Most U.S. Jews, if asked if they are Zionists, respond “we guess we are, if you mean by that ‘are you in favor of the right of Israel to exist free of violence?’” Many of the U.S. and Israeli Jewish groups that were anti-Zionist no longer would describe themselves that way and many, but not all, support the Sharon government policies to one extent or another.

In the fight to achieve two equal states, to make it easier for Israeli and U.S. Jews to oppose government policy and to compel the Bush administration to genuinely support that solution and pressure the Israeli government to do likewise, we need tactics that will help move U.S. Jews. The Bush administration has been playing to right-wing Jewish bourgeois nationalism. But 78 percent of Jewish voters voted against Bush in 2000.

In the U.S., broadside attacks on “world Zionism” make it harder to influence the mass of Jewish working people and non-Jews who support Bush’s policy of backing the Sharon government. Many Jews who are not Zionists identify with that label and feel they and the existence of the State of Israel are being attacked. They are sensitive because “world Zionism” recalls the old anti-Semitic charge of a “Jewish conspiracy to control the finances and politics of the world,” only substituting “Zionist” for “Jewish.” This echoes the “Protocols of the Elders of Zion,” which claimed that Jewish bankers and rabbis had been meeting secretly to plot such a takeover. The Czarist secret police added “Communist, socialist, and liberal Jews” to the supposed conspirators. In this form, Henry Ford published hundreds of thousands of copies of the “Protocols.” Hitler took the “Protocols” over from Ford, the man he admired so much.

Also, “Zionist conspiracy” lets transnational capital, headed by its U.S.-based dominant sector, off the hook.
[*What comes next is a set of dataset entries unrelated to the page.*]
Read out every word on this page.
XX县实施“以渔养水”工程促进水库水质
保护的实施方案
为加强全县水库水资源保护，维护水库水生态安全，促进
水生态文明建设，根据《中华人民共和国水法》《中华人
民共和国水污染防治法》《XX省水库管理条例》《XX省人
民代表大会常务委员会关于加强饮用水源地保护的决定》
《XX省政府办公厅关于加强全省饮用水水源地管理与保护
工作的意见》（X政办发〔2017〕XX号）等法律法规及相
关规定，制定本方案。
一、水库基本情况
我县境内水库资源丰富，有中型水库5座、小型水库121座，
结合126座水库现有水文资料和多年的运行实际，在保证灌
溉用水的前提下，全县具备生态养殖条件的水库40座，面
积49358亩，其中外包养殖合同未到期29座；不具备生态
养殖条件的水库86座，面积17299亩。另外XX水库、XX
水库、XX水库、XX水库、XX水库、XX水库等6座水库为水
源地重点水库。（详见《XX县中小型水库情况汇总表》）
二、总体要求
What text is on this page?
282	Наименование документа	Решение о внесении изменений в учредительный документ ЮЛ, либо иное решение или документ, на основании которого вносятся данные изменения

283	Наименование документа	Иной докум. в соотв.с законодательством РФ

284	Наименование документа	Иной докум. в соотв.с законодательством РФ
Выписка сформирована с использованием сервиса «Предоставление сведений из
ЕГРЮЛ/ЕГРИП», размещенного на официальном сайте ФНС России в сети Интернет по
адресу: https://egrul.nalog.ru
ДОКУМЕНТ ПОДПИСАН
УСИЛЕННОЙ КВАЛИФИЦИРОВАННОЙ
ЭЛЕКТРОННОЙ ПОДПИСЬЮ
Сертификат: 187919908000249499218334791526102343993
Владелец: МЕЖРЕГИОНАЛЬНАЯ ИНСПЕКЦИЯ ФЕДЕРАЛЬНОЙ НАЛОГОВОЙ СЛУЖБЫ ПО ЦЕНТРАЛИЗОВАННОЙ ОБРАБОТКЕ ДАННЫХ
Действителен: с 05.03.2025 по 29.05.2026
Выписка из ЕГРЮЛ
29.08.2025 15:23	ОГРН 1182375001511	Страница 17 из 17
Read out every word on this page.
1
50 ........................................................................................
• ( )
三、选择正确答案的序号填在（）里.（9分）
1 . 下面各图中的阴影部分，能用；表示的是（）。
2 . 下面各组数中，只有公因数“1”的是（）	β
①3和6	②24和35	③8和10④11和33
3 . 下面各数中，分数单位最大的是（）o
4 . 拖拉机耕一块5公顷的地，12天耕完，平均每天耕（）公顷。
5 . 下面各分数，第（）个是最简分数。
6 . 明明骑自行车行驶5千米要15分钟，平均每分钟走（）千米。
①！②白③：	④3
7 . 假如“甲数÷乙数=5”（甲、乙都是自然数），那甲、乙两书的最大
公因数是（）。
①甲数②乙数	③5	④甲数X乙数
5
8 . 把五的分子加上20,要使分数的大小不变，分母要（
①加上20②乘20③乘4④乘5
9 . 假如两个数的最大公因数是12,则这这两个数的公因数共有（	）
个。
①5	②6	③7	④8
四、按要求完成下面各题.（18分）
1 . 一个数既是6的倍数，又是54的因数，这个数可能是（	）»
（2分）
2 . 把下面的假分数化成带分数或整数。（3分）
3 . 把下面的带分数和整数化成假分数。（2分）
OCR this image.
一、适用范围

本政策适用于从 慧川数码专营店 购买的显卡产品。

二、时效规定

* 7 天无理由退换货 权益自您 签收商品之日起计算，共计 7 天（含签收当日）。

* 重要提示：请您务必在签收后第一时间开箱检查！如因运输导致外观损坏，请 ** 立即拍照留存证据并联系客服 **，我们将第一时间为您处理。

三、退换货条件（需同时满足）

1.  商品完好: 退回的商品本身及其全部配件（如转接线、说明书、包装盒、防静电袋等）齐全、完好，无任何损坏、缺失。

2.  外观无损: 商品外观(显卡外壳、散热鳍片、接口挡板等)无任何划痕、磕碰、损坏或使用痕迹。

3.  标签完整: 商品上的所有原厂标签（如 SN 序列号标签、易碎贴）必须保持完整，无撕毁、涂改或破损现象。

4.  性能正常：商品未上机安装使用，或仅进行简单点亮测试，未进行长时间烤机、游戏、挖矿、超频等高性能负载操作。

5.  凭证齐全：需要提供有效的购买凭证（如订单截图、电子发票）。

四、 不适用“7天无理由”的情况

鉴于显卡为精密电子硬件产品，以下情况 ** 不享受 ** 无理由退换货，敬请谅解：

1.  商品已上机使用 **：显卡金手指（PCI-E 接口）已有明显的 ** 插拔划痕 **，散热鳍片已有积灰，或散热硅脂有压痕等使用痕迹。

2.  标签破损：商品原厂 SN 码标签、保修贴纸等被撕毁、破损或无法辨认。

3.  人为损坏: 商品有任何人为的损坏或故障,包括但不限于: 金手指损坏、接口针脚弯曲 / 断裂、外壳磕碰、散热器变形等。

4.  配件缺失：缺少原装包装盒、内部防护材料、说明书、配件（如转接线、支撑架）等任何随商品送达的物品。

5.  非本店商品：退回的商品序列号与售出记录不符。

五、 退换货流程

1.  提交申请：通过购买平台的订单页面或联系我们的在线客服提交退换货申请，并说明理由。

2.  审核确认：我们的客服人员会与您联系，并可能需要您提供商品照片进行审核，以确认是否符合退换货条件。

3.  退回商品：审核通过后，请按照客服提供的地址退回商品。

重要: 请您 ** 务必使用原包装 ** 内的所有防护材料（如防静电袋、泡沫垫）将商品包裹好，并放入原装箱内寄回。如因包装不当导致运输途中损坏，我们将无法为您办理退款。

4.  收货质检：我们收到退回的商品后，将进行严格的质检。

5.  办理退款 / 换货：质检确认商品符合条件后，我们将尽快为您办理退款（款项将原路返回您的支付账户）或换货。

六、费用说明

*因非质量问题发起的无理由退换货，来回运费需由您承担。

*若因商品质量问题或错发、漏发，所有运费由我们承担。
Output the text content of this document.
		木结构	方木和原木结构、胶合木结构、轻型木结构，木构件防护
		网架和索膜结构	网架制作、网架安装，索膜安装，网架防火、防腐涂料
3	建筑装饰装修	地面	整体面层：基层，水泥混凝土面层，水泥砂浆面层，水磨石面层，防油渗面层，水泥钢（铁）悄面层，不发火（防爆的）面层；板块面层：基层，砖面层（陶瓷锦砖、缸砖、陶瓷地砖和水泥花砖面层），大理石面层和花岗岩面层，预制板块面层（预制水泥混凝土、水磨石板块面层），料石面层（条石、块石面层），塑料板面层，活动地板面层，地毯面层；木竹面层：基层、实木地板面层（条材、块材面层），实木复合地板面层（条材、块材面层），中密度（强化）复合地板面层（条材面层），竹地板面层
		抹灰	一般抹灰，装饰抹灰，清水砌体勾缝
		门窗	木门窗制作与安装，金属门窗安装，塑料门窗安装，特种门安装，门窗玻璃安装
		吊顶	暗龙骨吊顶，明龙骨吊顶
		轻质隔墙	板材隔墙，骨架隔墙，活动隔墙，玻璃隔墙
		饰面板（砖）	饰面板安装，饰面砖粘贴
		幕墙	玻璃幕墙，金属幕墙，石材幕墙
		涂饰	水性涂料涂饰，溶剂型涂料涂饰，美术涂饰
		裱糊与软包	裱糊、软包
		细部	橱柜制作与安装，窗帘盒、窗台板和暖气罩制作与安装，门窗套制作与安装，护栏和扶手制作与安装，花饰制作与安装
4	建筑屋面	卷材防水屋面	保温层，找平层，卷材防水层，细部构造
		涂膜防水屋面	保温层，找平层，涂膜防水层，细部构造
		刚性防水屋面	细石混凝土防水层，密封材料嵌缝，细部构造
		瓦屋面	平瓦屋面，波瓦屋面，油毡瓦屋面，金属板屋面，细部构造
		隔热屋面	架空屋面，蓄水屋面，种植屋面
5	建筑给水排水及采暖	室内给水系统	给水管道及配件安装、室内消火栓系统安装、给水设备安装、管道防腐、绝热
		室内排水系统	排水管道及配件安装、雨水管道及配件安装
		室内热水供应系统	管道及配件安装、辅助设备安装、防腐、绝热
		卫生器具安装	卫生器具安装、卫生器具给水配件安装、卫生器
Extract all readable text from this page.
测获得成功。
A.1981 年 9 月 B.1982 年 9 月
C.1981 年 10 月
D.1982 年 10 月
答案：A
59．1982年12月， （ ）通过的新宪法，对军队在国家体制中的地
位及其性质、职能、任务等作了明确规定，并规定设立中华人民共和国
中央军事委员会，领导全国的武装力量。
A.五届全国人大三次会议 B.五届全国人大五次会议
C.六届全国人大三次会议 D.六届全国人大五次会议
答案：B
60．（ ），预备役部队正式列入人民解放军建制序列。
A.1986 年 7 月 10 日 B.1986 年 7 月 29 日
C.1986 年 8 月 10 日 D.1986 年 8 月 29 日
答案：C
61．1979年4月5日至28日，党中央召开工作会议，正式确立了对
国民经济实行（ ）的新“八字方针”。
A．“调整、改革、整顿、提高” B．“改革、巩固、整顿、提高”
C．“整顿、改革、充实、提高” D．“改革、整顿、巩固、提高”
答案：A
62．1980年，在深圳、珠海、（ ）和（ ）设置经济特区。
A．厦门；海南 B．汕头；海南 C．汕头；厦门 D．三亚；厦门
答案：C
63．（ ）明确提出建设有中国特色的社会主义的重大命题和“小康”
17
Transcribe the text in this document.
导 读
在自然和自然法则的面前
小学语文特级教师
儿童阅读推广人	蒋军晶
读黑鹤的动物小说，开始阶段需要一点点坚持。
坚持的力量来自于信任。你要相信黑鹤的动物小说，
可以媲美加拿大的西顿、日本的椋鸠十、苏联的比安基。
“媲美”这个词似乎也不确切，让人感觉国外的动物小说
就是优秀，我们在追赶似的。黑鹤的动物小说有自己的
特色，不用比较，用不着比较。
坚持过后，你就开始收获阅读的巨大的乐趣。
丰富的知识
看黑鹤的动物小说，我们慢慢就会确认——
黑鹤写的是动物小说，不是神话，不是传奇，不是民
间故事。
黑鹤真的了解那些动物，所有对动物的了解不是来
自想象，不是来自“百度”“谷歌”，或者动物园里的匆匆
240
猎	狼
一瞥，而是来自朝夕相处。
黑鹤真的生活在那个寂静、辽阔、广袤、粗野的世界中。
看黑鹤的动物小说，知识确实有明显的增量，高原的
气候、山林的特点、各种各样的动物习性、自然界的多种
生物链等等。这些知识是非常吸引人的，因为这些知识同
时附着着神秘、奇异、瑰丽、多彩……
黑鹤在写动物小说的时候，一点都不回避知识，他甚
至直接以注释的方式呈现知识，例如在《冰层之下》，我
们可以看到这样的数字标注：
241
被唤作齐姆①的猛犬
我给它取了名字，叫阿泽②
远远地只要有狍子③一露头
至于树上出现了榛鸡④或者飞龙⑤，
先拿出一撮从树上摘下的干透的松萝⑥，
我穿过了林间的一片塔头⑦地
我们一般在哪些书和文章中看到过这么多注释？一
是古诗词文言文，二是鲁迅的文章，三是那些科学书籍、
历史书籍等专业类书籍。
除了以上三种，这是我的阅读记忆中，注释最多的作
Therefore it is not helpful for some on the left and in Arab liberation circles to use the label “Zionist” loosely. Other characterizations are more accurate. Pointing to right-wing Jewish nationalist groups as among those who caused the defeat of Cynthia McKinney in the Georgia Democratic primary is clearer than saying “Zionists” caused her defeat. We do not want to hand the bulk of the U.S. Jewish population and their many non-Jewish supporters over to U.S. and Israeli reaction.